# Automatic Failover With MariaDB Monitor

[MariaDB Monitor](https://mariadb.com/docs/maxscale/reference/maxscale-monitors/mariadb-monitor) can do more than just monitor the state of a MariaDB replication cluster. The monitor can perform cluster manipulation operations such as *failover*, *switchover* and *rejoin*. By default, these operations are launched manually, but they can be configured to also trigger automatically. All replication modifying operations assume GTID-based replication, and refuse to launch or may work incorrectly when using file-and-position-based replication. Also, the operations are mainly designed to work with simple topologies, for instance 1 primary and one to multiple replicas. More complicated setups (multilayered replication, multimaster rings etc.) may work, but should be tested separately to ensure the results are predictable.

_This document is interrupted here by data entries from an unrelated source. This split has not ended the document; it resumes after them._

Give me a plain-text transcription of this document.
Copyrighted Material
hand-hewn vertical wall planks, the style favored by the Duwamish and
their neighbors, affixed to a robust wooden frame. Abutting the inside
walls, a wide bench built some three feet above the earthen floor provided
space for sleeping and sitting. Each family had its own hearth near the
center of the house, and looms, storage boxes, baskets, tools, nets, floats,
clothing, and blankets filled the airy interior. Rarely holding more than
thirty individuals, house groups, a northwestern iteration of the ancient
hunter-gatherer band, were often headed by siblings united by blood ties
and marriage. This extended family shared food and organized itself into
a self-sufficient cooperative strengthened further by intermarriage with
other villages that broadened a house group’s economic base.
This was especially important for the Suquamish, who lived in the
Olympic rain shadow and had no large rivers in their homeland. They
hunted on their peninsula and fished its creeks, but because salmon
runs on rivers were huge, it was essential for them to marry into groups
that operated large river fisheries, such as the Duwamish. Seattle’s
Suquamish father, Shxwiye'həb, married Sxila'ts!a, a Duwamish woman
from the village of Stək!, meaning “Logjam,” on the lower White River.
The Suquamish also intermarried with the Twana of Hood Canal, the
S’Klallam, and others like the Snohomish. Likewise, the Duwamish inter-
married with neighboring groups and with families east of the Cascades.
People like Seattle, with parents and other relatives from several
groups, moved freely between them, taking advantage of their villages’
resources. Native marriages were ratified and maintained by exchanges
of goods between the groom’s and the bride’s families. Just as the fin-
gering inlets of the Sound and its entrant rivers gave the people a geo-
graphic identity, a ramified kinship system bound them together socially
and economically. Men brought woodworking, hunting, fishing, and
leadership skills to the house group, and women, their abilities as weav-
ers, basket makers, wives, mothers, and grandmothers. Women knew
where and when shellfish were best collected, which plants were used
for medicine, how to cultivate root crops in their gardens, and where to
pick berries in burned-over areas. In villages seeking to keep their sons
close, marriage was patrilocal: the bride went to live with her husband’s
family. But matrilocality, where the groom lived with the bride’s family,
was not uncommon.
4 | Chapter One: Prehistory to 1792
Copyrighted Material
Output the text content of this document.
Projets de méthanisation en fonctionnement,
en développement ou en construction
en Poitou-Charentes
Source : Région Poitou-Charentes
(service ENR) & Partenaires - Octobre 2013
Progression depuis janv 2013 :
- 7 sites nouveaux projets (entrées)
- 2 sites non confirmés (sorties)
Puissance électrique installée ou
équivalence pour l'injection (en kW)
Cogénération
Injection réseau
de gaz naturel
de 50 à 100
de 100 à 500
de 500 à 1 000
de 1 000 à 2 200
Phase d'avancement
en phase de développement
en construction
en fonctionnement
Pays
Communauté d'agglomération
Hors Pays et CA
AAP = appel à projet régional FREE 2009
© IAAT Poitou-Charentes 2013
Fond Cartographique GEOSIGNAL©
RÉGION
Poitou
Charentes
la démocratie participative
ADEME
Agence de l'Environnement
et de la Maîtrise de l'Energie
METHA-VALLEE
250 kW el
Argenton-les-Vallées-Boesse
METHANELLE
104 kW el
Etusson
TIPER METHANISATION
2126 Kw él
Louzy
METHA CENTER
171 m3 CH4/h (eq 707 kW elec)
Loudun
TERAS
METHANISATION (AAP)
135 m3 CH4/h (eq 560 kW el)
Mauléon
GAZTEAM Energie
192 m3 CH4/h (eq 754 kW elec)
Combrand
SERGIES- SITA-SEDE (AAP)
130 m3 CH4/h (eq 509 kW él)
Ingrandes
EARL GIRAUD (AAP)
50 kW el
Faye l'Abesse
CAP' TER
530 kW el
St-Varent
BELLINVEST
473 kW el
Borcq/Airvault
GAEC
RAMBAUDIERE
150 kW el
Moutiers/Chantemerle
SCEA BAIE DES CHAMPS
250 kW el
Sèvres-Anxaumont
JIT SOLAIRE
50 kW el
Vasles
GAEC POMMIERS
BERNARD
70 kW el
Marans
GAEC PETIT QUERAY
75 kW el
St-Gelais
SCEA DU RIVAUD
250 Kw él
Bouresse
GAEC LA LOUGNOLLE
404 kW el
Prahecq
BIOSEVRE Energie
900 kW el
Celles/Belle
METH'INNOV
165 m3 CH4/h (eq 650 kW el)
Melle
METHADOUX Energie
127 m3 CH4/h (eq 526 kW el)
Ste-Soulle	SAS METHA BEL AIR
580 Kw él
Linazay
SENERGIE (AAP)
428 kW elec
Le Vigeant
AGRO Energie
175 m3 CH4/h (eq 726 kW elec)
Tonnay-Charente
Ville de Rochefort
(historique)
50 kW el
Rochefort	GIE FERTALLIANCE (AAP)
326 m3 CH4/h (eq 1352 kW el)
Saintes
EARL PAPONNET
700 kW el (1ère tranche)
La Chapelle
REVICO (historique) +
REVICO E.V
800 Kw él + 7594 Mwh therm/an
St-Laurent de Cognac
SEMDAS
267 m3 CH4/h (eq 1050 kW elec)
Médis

The following examples have four servers: *server1* is the initial primary and *server2* to *server4* are replicas. The servers are monitored by *TheMonitor*. The MaxScale configuration file looks as follows:

```ini
[server1]
type=server
address=192.168.121.51
port=3306

[server2]
...

[server3]
...

[server4]
...

[TheMonitor]
type=monitor
module=mariadbmon
servers=server1,server2,server3,server4
...
```

## Manual Failover

If everything is in order, the state of the cluster looks like this:

```bash
$ maxctrl list servers
┌─────────┬─────────────────┬──────┬─────────────┬─────────────────┐
│ Server  │ Address         │ Port │ Connections │ State           │
├─────────┼─────────────────┼──────┼─────────────┼─────────────────┤
│ server1 │ 192.168.121.51  │ 3306 │ 0           │ Master, Running │
├─────────┼─────────────────┼──────┼─────────────┼─────────────────┤
│ server2 │ 192.168.121.190 │ 3306 │ 0           │ Slave, Running  │
├─────────┼─────────────────┼──────┼─────────────┼─────────────────┤
│ server3 │ 192.168.121.112 │ 3306 │ 0           │ Slave, Running  │
├─────────┼─────────────────┼──────┼─────────────┼─────────────────┤
│ server4 │ 192.168.121.201 │ 3306 │ 0           │ Slave, Running  │
└─────────┴─────────────────┴──────┴─────────────┴─────────────────┘
```

If the primary server goes down, the cluster looks like this:

```bash
$ maxctrl list servers
┌─────────┬─────────────────┬──────┬─────────────┬────────────────┐
│ Server  │ Address         │ Port │ Connections │ State          │
├─────────┼─────────────────┼──────┼─────────────┼────────────────┤
│ server1 │ 192.168.121.51  │ 3306 │ 0           │ Down           │
├─────────┼─────────────────┼──────┼─────────────┼────────────────┤
│ server2 │ 192.168.121.190 │ 3306 │ 0           │ Slave, Running │
├─────────┼─────────────────┼──────┼─────────────┼────────────────┤
│ server3 │ 192.168.121.112 │ 3306 │ 0           │ Slave, Running │
├─────────┼─────────────────┼──────┼─────────────┼────────────────┤
│ server4 │ 192.168.121.201 │ 3306 │ 0           │ Slave, Running │
└─────────┴─────────────────┴──────┴─────────────┴────────────────┘
```

Since automatic failover is *not* enabled, failover needs to be invoked manually:

```bash
$ maxctrl call command mariadbmon failover TheMonitor
OK
```

The MaxCtrl command invocation is composed of the following parts:

1. `call command` launches a module command
2. `mariadbmon` is the module which implements the command
3. `failover` is the command to invoke
4. `TheMonitor` is the first and only argument to the command, specifying the target monitor

In MaxScale 25.10 and later, the configured monitor name can be used as the module name. The above command invocation can thus be shortened to `maxctrl call command TheMonitor failover`. This alternate form works for module commands in general.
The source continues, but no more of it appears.